Bewusstsein ist unselbstständig, darüber hatten wir schon gesprochen. Bewusstsein erwacht, kann nicht durch sich selbst bewusst geweckt werden. Es gibt auch keine Gedanken die man erdenken könnte, sie entstehen und dann treten sie in das Bewusstsein. Das was man will, das will man eben, man ist so wie man ist. Wenn man sich ändern will oder kann dann ist es so, sobald es bewusst ist ist es auch bereits so festgelegt. Die Festlegung erfolgt durch genetische Vorgaben und bisher Erlebtes, Erfahrenes. In gewissem Sinne läuft das Bewusstsein den (unbewussten) Entscheidungs- und Steuerungs- Prozessen immer hinterher. Diese Steuerungs- und Entscheidungsprozesse verändern sich nur durch Interaktion mit "außen", alleine über Bewusstsein ist das definitiv nicht möglich. Man müsste die Vergangenheit ändern können um das zu ermöglichen. Von "außen" bedeutet es muss Interaktion geben, indem man etwa etwas über die Sinne aufnimmt. Wachstum ist (auf Dauer) ohne Zufuhr von außen nicht möglich, das gilt physisch wie geistig.

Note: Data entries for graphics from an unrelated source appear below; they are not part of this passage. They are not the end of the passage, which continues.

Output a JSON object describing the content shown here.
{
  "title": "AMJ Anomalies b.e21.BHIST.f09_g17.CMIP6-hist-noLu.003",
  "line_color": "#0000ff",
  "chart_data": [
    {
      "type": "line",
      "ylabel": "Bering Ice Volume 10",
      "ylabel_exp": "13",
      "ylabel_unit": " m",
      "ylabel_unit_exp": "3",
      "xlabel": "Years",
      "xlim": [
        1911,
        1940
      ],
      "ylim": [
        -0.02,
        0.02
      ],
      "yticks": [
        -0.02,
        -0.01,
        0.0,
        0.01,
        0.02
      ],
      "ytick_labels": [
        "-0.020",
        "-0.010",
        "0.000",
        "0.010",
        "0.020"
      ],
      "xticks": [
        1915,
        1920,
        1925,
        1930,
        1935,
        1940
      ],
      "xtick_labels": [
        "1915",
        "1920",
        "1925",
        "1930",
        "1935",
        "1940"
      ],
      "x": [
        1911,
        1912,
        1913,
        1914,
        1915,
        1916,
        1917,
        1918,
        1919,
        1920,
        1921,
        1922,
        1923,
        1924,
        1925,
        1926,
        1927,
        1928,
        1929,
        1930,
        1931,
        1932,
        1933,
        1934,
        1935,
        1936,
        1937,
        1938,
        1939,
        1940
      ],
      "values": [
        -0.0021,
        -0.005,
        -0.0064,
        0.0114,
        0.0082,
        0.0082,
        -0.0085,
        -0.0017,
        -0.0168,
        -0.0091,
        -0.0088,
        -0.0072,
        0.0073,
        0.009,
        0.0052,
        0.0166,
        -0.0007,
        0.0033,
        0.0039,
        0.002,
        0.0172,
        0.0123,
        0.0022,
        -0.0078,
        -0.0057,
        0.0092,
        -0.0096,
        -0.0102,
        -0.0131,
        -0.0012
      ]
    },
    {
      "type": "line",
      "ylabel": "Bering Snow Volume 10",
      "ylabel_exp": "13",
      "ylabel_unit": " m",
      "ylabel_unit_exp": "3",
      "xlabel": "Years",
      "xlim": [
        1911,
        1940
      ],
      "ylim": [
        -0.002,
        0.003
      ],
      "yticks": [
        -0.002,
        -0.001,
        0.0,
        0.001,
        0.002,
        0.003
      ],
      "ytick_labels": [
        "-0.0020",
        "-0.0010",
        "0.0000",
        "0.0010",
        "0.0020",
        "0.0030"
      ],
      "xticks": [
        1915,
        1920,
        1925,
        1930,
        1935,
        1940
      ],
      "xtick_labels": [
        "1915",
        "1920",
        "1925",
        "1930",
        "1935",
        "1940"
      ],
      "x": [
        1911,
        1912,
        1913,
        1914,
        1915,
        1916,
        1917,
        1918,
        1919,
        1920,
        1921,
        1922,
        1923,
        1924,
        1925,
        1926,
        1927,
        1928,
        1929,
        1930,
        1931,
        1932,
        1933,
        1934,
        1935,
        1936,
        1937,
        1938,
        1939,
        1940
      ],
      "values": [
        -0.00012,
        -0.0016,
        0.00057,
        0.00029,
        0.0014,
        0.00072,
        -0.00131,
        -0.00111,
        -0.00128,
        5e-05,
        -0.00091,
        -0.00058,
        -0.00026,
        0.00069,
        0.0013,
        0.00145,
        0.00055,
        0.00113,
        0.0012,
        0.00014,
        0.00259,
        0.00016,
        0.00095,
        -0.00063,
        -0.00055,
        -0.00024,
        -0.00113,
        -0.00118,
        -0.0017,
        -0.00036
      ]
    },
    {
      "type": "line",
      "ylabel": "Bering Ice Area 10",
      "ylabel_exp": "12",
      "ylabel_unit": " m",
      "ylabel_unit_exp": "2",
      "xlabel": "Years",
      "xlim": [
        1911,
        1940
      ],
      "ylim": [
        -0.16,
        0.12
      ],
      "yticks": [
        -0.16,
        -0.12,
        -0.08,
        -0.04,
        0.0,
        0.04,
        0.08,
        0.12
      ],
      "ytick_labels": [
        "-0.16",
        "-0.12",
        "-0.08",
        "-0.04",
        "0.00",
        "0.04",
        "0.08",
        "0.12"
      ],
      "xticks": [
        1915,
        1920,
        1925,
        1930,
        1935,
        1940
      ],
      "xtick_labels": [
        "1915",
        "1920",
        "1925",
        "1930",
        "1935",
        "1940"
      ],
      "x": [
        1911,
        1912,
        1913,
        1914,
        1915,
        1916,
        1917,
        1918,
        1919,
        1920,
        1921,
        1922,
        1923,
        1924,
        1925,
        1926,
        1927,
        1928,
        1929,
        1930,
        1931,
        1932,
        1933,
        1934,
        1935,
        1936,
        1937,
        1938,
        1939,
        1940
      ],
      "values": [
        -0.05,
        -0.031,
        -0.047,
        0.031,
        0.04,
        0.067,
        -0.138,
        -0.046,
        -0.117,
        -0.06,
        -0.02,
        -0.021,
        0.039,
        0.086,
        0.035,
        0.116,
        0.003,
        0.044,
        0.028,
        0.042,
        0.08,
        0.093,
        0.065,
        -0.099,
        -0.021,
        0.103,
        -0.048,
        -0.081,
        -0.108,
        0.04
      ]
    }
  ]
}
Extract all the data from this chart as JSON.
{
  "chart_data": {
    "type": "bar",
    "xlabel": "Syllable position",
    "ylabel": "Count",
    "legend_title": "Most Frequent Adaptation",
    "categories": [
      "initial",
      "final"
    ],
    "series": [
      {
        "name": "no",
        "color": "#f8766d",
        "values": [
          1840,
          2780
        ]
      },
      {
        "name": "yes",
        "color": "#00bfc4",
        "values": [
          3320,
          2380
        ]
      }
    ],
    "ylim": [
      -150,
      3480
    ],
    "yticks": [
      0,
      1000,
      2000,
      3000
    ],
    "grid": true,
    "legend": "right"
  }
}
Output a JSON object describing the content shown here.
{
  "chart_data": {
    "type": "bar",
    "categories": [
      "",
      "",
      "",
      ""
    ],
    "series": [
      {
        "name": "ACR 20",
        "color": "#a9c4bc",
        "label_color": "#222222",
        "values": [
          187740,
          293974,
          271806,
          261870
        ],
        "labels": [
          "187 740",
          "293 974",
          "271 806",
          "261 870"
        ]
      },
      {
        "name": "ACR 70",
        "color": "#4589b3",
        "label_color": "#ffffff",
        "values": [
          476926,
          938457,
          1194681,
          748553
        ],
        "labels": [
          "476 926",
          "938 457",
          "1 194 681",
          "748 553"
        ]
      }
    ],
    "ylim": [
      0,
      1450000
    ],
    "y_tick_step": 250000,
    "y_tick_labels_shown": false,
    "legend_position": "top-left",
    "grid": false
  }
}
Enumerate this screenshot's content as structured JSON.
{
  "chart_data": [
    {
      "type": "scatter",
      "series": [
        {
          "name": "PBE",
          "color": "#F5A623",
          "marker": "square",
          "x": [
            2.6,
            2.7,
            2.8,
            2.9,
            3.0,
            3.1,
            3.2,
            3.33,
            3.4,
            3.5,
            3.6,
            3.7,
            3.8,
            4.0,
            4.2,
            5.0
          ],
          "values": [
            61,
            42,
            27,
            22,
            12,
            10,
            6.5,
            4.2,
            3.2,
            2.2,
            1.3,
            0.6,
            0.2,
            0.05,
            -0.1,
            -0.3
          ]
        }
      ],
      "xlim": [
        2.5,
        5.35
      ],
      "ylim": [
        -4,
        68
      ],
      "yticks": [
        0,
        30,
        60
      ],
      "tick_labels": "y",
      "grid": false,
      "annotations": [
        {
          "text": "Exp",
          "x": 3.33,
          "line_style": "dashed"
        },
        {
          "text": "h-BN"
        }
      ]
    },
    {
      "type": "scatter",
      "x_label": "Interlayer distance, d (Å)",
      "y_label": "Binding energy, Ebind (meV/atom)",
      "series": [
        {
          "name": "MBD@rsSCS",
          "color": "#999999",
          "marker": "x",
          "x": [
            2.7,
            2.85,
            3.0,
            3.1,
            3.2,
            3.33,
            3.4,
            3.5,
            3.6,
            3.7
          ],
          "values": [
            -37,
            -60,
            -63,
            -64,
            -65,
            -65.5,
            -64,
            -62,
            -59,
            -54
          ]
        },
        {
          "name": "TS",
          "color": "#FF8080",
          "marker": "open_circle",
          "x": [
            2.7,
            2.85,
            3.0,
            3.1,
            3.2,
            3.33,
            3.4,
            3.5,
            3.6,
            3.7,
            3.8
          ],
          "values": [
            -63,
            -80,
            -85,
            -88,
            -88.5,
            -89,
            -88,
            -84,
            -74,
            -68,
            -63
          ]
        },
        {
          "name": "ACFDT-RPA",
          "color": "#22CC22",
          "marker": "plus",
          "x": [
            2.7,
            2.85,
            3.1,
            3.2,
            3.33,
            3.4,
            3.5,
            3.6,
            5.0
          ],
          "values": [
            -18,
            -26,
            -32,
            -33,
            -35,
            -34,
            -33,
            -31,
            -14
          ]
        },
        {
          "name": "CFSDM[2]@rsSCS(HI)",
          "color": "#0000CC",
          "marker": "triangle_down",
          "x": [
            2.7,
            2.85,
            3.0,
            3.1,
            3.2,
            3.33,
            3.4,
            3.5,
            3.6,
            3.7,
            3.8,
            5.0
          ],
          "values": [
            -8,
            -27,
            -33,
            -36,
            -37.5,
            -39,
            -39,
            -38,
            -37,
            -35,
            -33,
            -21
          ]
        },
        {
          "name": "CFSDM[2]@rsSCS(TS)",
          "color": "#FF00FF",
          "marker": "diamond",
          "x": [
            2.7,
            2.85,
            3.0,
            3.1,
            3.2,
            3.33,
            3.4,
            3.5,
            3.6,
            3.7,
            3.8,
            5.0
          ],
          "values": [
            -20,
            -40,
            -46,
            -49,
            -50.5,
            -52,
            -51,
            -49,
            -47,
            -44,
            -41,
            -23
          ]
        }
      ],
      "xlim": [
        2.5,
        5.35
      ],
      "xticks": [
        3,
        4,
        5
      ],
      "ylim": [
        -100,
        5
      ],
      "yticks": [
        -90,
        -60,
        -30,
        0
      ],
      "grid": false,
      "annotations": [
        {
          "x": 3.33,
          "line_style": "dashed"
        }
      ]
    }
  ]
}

Man stelle sich selbst als Mensch vor, den Zeitpunkt wo man sich zum ersten mal bewusst wird (erwachsen). Zu diesem Zeitpunkt ist zumindest einmal ein Basis an Eigenschaften und Wollen (wie man ist) vorhanden ohne dass es durch das eigene Bewusstsein entstanden wäre. Diese Eigenschaften und das Wollen sind durch Gene, Umstände, Erziehung, Ereignisse geprägt worden. Es hat sich auch ein zugehöriger Erkenntnisraum gebildet. Jeder Schritt, jeder Gedanke und jede Handlung erfolgt basierend auf dieser Prägung. Die Prägung, und damit man selbst, ändert sich nur durch äußere Einflüsse. (Eine Änderung von innen, oder schon die Möglichkeit dazu, wäre ja schon Teil der vorhandenen Prägung, inklusive der bewussten Möglichkeiten).
Hier sieht man wie wichtig Umgebung und Erziehung und damit auch Schule ist. Hier sieht aber auch seine eigenen Grenzen.
Man kann das ruhig an praktischen Beispielen versuchen. Wenn man zu etwas fähig (oder nicht fähig) ist dann ist es eben so. Ich kann natürlich üben, aber das kann ich auch nur wenn ich es kann, oder wenn von außen entsprechend Ansporn oder auch Druck kommt.
Man kann sich eben nicht selber auf die Welt bringen. Im täglichen Sprachgebrauch kennt man das auch unter "im eigenen Saft braten bringt nichts", aber auch "Befruchtung durch andere". Die Veränderung geschieht ja unbewusst und birgt natürlich auch Gefahren in sich, "man putscht sich gegenseitig auf".
Über bereits vorhandene Eigenschaften und Wollen hinausgehende Veränderungen von diesen Eigenschaften und Wollen sind nur durch Einflüsse von außerhalb des Subjekts möglich.